23.01.2026

POLITIQUE | Renforcer l'inclusion grâce à une loi-cadre sur la langue des signes

La Commission de la science, de l'éducation et de la culture du Conseil national (CSEC-N) a déposé une initiative parlementaire visant à créer une loi-cadre sur la langue des signes (26.404). Avec cette initiative, la commission souhaite reconnaître les langues des signes et renforcer l'inclusion linguistique.

Une reconnaissance attendue depuis longtemps

La demande de reconnaissance juridique des langues des signes n'est pas nouvelle.

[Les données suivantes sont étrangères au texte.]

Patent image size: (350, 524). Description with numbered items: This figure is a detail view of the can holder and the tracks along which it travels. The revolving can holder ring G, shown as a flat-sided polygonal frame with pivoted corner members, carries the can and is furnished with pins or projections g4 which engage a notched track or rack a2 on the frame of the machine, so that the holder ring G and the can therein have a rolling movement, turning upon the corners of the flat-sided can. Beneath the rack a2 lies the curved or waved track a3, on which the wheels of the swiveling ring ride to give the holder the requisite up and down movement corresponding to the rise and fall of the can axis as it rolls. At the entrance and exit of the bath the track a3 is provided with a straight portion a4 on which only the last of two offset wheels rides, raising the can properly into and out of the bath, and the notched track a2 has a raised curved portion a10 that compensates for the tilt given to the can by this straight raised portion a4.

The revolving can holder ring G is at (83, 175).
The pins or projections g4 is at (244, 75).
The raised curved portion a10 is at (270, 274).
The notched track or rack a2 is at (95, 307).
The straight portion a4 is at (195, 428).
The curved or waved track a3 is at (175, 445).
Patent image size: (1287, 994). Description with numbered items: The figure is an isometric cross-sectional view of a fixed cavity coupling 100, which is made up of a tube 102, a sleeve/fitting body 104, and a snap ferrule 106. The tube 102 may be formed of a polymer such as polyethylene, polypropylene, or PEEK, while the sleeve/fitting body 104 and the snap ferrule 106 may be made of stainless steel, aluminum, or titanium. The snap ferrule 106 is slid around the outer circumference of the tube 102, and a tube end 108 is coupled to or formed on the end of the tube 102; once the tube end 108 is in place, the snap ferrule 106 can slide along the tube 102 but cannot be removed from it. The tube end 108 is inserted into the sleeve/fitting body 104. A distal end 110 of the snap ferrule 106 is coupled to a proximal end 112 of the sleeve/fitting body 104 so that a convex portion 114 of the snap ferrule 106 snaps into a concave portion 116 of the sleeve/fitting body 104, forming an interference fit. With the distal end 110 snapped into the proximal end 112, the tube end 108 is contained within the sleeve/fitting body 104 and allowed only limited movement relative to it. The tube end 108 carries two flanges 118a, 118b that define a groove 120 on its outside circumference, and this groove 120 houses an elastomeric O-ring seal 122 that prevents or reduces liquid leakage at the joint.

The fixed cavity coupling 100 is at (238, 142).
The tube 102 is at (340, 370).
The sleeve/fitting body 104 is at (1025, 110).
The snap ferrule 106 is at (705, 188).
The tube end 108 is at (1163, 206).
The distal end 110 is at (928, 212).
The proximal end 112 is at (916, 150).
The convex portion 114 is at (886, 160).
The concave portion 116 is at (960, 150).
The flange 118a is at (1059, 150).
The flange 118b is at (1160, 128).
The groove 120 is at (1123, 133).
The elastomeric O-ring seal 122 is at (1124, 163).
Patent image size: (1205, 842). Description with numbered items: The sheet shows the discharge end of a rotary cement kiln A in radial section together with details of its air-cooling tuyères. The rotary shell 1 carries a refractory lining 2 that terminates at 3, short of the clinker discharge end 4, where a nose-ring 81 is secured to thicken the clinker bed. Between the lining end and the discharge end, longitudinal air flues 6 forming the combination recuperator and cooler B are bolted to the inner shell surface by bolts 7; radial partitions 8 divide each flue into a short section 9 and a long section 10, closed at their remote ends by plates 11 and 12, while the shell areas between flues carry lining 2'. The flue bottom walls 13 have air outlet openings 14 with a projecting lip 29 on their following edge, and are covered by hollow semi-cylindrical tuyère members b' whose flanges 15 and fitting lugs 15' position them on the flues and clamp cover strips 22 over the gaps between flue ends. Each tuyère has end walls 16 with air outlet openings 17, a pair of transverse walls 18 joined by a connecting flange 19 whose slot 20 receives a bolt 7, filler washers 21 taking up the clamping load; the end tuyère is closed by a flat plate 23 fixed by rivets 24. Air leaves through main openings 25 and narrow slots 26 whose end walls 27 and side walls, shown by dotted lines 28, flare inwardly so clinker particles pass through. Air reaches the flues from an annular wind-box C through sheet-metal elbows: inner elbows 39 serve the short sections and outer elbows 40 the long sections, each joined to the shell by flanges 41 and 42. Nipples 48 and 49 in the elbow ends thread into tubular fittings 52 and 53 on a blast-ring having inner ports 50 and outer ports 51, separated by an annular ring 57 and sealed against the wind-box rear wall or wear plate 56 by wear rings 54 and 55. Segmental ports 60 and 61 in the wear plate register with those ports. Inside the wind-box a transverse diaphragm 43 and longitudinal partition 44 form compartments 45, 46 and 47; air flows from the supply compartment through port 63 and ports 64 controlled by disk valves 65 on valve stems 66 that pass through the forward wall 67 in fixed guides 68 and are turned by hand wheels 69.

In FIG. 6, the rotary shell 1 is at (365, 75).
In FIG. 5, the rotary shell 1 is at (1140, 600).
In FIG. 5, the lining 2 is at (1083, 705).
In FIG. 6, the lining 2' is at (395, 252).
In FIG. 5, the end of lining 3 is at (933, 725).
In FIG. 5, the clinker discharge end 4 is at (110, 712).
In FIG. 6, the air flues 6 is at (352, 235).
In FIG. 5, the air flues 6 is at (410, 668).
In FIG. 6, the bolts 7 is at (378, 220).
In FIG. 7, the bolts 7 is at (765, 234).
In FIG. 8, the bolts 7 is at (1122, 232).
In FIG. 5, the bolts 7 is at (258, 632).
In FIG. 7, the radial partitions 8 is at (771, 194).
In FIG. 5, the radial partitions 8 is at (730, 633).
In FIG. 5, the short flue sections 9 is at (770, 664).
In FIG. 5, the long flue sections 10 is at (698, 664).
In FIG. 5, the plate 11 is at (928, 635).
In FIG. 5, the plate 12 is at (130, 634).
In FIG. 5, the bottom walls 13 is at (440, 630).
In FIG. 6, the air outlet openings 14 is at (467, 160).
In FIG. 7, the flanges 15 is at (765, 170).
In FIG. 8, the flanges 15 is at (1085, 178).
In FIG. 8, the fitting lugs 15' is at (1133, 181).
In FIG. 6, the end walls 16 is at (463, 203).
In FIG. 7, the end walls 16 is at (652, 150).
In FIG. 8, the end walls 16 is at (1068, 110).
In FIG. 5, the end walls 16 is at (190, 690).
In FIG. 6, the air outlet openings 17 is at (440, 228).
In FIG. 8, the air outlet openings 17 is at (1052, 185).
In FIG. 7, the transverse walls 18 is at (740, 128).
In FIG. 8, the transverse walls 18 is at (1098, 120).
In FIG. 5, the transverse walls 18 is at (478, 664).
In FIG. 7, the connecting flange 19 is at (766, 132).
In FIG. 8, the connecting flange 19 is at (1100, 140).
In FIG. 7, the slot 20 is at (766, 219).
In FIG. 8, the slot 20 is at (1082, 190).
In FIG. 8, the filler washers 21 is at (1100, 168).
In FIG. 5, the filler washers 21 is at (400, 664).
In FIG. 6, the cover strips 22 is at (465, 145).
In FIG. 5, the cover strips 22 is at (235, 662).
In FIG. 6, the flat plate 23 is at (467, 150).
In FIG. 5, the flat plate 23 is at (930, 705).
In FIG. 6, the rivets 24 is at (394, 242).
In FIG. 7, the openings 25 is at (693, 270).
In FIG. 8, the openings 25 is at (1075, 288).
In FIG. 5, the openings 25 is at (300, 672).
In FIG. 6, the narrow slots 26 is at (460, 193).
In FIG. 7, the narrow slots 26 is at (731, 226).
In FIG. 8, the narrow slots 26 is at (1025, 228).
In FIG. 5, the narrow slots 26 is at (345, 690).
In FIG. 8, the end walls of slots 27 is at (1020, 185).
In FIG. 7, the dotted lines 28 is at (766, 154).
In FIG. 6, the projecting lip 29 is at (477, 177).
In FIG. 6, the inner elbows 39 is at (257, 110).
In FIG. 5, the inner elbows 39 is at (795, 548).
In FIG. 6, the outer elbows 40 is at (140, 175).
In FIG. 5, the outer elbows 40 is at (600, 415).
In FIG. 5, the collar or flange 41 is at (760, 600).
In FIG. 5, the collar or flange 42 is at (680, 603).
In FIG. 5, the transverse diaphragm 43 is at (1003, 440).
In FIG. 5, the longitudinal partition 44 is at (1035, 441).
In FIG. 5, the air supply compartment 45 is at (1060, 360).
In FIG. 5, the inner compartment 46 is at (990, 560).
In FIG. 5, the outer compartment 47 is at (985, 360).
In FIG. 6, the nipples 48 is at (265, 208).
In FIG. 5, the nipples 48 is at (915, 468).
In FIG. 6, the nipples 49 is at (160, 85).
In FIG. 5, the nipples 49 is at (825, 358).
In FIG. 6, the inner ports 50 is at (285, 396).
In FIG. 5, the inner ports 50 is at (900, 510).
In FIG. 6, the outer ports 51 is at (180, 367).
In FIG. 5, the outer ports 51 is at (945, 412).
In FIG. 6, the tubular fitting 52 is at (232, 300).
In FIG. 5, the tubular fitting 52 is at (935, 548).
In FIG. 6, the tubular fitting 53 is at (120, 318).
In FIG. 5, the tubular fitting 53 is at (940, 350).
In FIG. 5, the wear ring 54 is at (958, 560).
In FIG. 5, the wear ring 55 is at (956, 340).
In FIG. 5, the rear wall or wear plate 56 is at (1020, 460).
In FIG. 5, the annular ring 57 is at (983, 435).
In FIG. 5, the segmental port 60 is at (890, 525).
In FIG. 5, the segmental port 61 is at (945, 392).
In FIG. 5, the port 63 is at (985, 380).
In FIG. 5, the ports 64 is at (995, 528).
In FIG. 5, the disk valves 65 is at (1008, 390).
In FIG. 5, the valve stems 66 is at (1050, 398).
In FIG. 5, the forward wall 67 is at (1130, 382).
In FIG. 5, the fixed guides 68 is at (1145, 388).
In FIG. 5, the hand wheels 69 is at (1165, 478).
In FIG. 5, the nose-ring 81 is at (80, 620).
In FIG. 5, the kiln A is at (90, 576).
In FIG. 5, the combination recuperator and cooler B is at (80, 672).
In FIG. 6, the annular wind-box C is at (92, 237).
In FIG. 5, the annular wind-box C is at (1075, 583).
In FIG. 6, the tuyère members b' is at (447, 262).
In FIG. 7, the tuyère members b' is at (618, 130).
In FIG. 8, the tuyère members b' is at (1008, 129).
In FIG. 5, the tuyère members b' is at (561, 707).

Il y a plus de trois ans, le Parlement avait déjà adopté une motion en ce sens. Le Conseil fédéral souhaitait réglementer l'utilisation des langues des signes dans la loi sur l'égalité pour les personnes en situation de handicap.

La CSEC-N demande désormais une loi distincte qui non seulement garantisse la reconnaissance juridique, mais prévoie également des mesures de promotion de l'égalité des personnes sourdes et malentendantes. Il s'agit par exemple de mesures visant à coordonner les professionnels dans le domaine des langues des signes et à améliorer les services d'interprétation sur le lieu de travail, dans le secteur de la santé ou pour la participation à la vie sociale.

Une loi distincte est judicieuse

ARTISET soutient l’orientation choisie par la CSEC-N, à savoir réglementer les langues des signes dans une loi distincte. Du point de vue des institutions sociales, la manière dont les mesures de promotion seront concrètement conçues sera déterminante. Dans un prochain temps, la CSEC-E se penchera sur cette question. Si elle approuve la position de sa commission sœur, cette dernière pourra commencer l’élaboration d’un projet de loi.